# You guys are going to love this....



## Chuck Smith (Dec 30, 1999)

http://story.news.yahoo.com/news?tm...p/20030415/ap_on_go_ca_st_pe/diesel_pollution

"WASHINGTON (April 15) - The Bush administration on Tuesday proposed ordering reductions of more than 90 percent in non-highway diesel engine pollution blamed for thousands of premature deaths, heart attacks and respiratory ailments.

The proposal would force manufacturers of diesel-powered bulldozers, farm combines and other equipment not used on roadways to install modern emission controls between 2008 and 2014. It also would require cleaner burning diesel fuel to be used in land and marine engines.

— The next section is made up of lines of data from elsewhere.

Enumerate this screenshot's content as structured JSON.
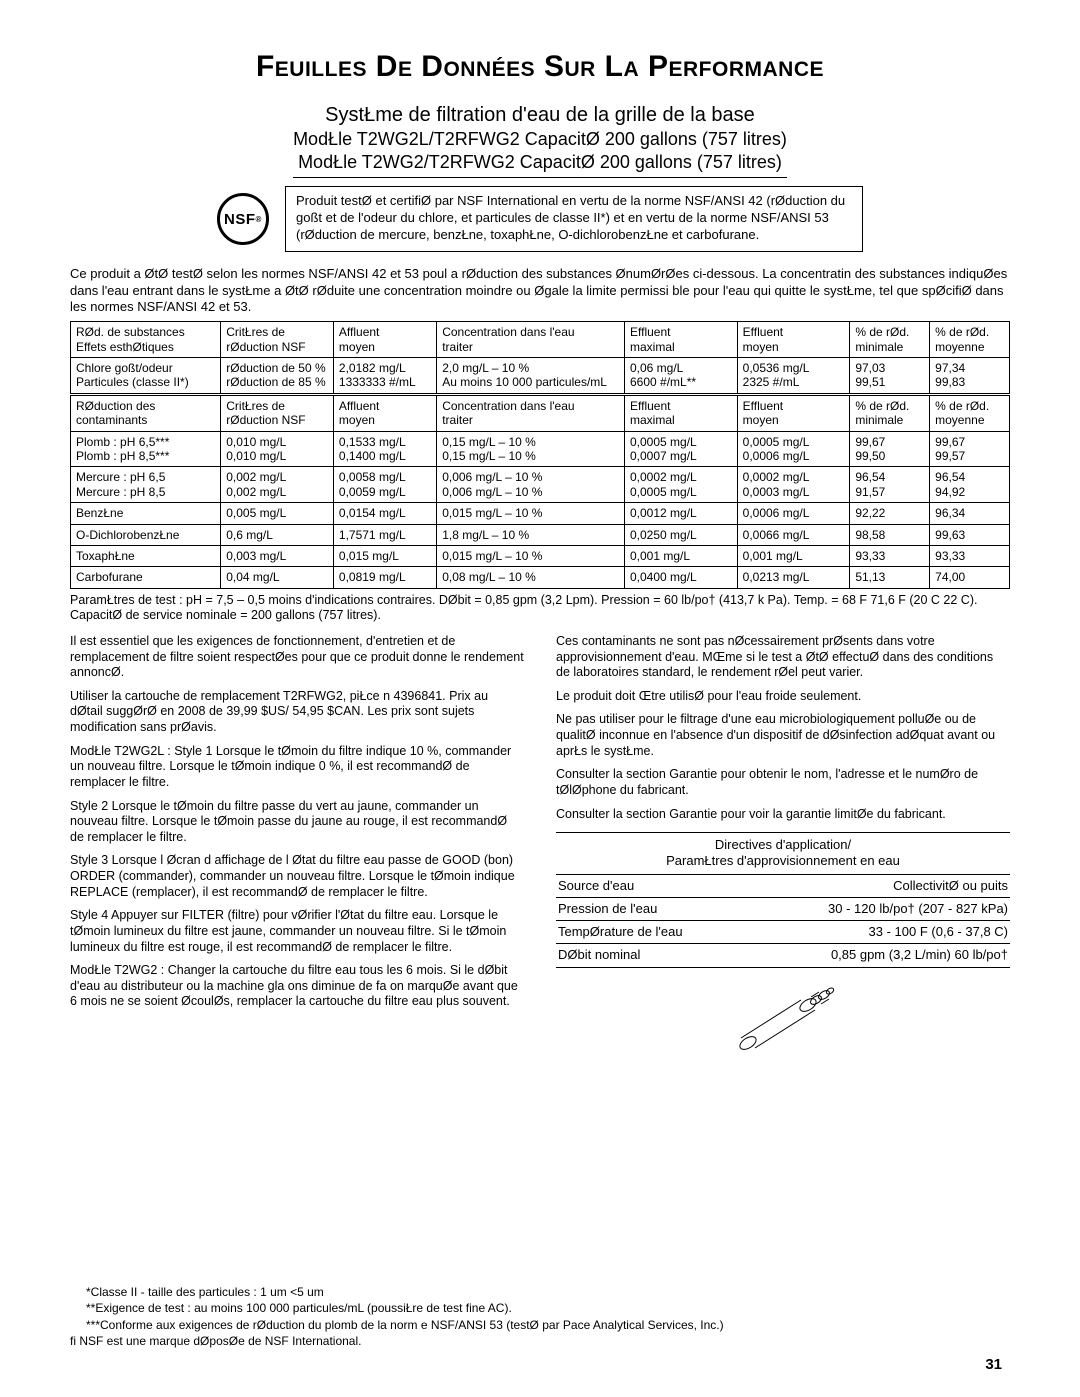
{
  "title": "Feuilles De Données Sur La Performance",
  "subtitle": {
    "line1": "SystŁme de filtration d'eau de la grille de la base",
    "line2": "ModŁle T2WG2L/T2RFWG2 CapacitØ 200 gallons (757 litres)",
    "line3": "ModŁle T2WG2/T2RFWG2 CapacitØ 200 gallons (757 litres)"
  },
  "nsf_label": "NSF",
  "cert_text": "Produit testØ et certifiØ par NSF International en vertu de la norme NSF/ANSI 42 (rØduction du goßt et de l'odeur du chlore, et particules de classe II*) et en vertu de la norme NSF/ANSI 53 (rØduction de mercure, benzŁne, toxaphŁne, O-dichlorobenzŁne et carbofurane.",
  "intro": "Ce produit a ØtØ testØ selon les normes NSF/ANSI 42 et 53 poul a rØduction des substances ØnumØrØes ci-dessous. La concentratin des substances indiquØes dans l'eau entrant dans le systŁme a ØtØ rØduite   une concentration moindre ou Øgale   la limite permissi ble pour l'eau qui quitte le systŁme, tel que spØcifiØ dans les normes NSF/ANSI 42 et 53.",
  "table1": {
    "headers": [
      "RØd. de substances\nEffets esthØtiques",
      "CritŁres de\nrØduction NSF",
      "Affluent\nmoyen",
      "Concentration dans l'eau\n  traiter",
      "Effluent\nmaximal",
      "Effluent\nmoyen",
      "% de rØd.\nminimale",
      "% de rØd.\nmoyenne"
    ],
    "rows": [
      [
        "Chlore goßt/odeur\nParticules (classe II*)",
        "rØduction de 50 %\nrØduction de 85 %",
        "2,0182 mg/L\n1333333 #/mL",
        "2,0 mg/L – 10 %\nAu moins 10 000 particules/mL",
        "0,06 mg/L\n6600 #/mL**",
        "0,0536 mg/L\n2325 #/mL",
        "97,03\n99,51",
        "97,34\n99,83"
      ]
    ]
  },
  "table2": {
    "headers": [
      "RØduction des\ncontaminants",
      "CritŁres de\nrØduction NSF",
      "Affluent\nmoyen",
      "Concentration dans l'eau\n  traiter",
      "Effluent\nmaximal",
      "Effluent\nmoyen",
      "% de rØd.\nminimale",
      "% de rØd.\nmoyenne"
    ],
    "rows": [
      [
        "Plomb :    pH 6,5***\nPlomb :    pH 8,5***",
        "0,010 mg/L\n0,010 mg/L",
        "0,1533 mg/L\n0,1400 mg/L",
        "0,15 mg/L – 10 %\n0,15 mg/L – 10 %",
        "0,0005 mg/L\n0,0007 mg/L",
        "0,0005 mg/L\n0,0006 mg/L",
        "99,67\n99,50",
        "99,67\n99,57"
      ],
      [
        "Mercure :    pH 6,5\nMercure :    pH 8,5",
        "0,002 mg/L\n0,002 mg/L",
        "0,0058 mg/L\n0,0059 mg/L",
        "0,006 mg/L – 10 %\n0,006 mg/L – 10 %",
        "0,0002 mg/L\n0,0005 mg/L",
        "0,0002 mg/L\n0,0003 mg/L",
        "96,54\n91,57",
        "96,54\n94,92"
      ],
      [
        "BenzŁne",
        "0,005 mg/L",
        "0,0154 mg/L",
        "0,015 mg/L – 10 %",
        "0,0012 mg/L",
        "0,0006 mg/L",
        "92,22",
        "96,34"
      ],
      [
        "O-DichlorobenzŁne",
        "0,6 mg/L",
        "1,7571 mg/L",
        "1,8 mg/L – 10 %",
        "0,0250 mg/L",
        "0,0066 mg/L",
        "98,58",
        "99,63"
      ],
      [
        "ToxaphŁne",
        "0,003 mg/L",
        "0,015 mg/L",
        "0,015 mg/L – 10 %",
        "0,001 mg/L",
        "0,001 mg/L",
        "93,33",
        "93,33"
      ],
      [
        "Carbofurane",
        "0,04 mg/L",
        "0,0819 mg/L",
        "0,08 mg/L – 10 %",
        "0,0400 mg/L",
        "0,0213 mg/L",
        "51,13",
        "74,00"
      ]
    ]
  },
  "col_widths": [
    "16%",
    "12%",
    "11%",
    "20%",
    "12%",
    "12%",
    "8.5%",
    "8.5%"
  ],
  "test_params": "ParamŁtres de test : pH = 7,5 – 0,5   moins d'indications contraires. DØbit = 0,85 gpm (3,2 Lpm). Pression = 60 lb/po† (413,7 k Pa). Temp. = 68 F   71,6 F (20 C   22 C). CapacitØ de service nominale = 200 gallons (757 litres).",
  "left_col": [
    "Il est essentiel que les exigences de fonctionnement, d'entretien et de remplacement de filtre soient respectØes pour que ce produit donne le rendement annoncØ.",
    "Utiliser la cartouche de remplacement T2RFWG2, piŁce n  4396841. Prix au dØtail suggØrØ en 2008 de 39,99 $US/ 54,95 $CAN. Les prix sont sujets   modification sans prØavis.",
    "ModŁle T2WG2L : Style 1   Lorsque le tØmoin du filtre indique 10 %, commander un nouveau filtre. Lorsque le tØmoin indique 0 %, il est recommandØ de remplacer le filtre.",
    "Style 2   Lorsque le tØmoin du filtre passe du vert au jaune, commander un nouveau filtre. Lorsque le tØmoin passe du jaune au rouge, il est recommandØ de remplacer le filtre.",
    "Style 3   Lorsque l Øcran d affichage de l Øtat du filtre   eau passe de  GOOD  (bon)    ORDER  (commander), commander un nouveau filtre. Lorsque le tØmoin indique  REPLACE  (remplacer), il est recommandØ de remplacer le filtre.",
    "Style 4   Appuyer sur FILTER (filtre) pour vØrifier l'Øtat du filtre   eau. Lorsque le tØmoin lumineux du filtre est jaune, commander un nouveau filtre. Si le tØmoin lumineux du filtre est rouge, il est recommandØ de remplacer le filtre.",
    "ModŁle T2WG2 : Changer la cartouche du filtre   eau tous les 6 mois. Si le dØbit d'eau au distributeur ou   la machine gla ons diminue de fa on marquØe avant que 6 mois ne se soient ØcoulØs, remplacer la cartouche du filtre   eau plus souvent."
  ],
  "right_col": [
    "Ces contaminants ne sont pas nØcessairement prØsents dans votre approvisionnement d'eau. MŒme si le test a ØtØ effectuØ dans des conditions de laboratoires standard, le rendement rØel peut varier.",
    "Le produit doit Œtre utilisØ pour l'eau froide seulement.",
    "Ne pas utiliser pour le filtrage d'une eau microbiologiquement polluØe ou de qualitØ inconnue en l'absence d'un dispositif de dØsinfection adØquat avant ou aprŁs le systŁme.",
    "Consulter la section  Garantie  pour obtenir le nom, l'adresse et le numØro de tØlØphone du fabricant.",
    "Consulter la section  Garantie  pour voir la garantie limitØe du fabricant."
  ],
  "app_header": "Directives d'application/\nParamŁtres d'approvisionnement en eau",
  "app_rows": [
    [
      "Source d'eau",
      "CollectivitØ ou puits"
    ],
    [
      "Pression de l'eau",
      "30 - 120 lb/po† (207 - 827 kPa)"
    ],
    [
      "TempØrature de l'eau",
      "33  - 100 F (0,6  - 37,8 C)"
    ],
    [
      "DØbit nominal",
      "0,85 gpm (3,2 L/min)   60 lb/po†"
    ]
  ],
  "footnotes": {
    "f1": "*Classe II - taille des particules : 1 um   <5 um",
    "f2": "**Exigence de test : au moins 100 000 particules/mL (poussiŁre de test fine AC).",
    "f3": "***Conforme aux exigences de rØduction du plomb de la norm e NSF/ANSI 53 (testØ par Pace Analytical Services, Inc.)",
    "f4": "fi NSF est une marque dØposØe de NSF International."
  },
  "page_number": "31",
  "colors": {
    "text": "#000000",
    "bg": "#ffffff",
    "border": "#000000"
  }
}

Eventually, the land-based diesel engines will have to use fuel containing 99 percent less sulfur......"

"....By regulating these engines, EPA essentially would be bringing the requirements for off-road vehicles and their fuel in line with those for large highway trucks and buses.

Taken together, the package of regulations ''will be the most far-reaching diesel programs in the world today,'' EPA Administrator Christie Whitman said."

She made some pretty "anti - truck laws" when she was Governor here in NJ. I was wondering how long it would take her to go after the whole US with her new job.... 

~Chuck


----------



## wxmn6 (May 23, 2001)

Well, I don't think that this mean the exisiting machine would have to be converted to meet EPA requirement. I believe that it apply to all new machines starting sometime in between 2008 and 2014. I think that it gives the manufacturers alot of times to design a better fuel system. I know it won't be easy, but with the way technology has been going, I think they can do it. We are polluting the air, so would it be nice to have a cleaner air by designing a better fuel system? If it can be done, why not? I think John Deere and Stihl is doing an outstanding job with the emission control. I think they are the ones that we should watch out for. I know Stihl don't make diesel equipment, but just to point out that there are a certain manufacturers that is focusing on the emission control.


----------



## digger242j (Nov 22, 2001)

Business will always still need to turn a profit. If they can't, they'll quit. If there's a higher cost associated with cleaner running equipment business will pass it along to the consumers--that would be us.

Anybody ever give any thought to how much of the cost of consumer goods is accountable to what it costs business to comply with environmental regulations? I don't know, but I'll bet it's significant.

The other cost is that jobs have moved offshore, to countries that have less stringent environmental regulations. They have jobs that used to be here, but they have the smokestacks to go with them.

We sure do have cleaner air and water than we did 40 years ago, but don't kid yourself into thinking somebody else paid for it.


----------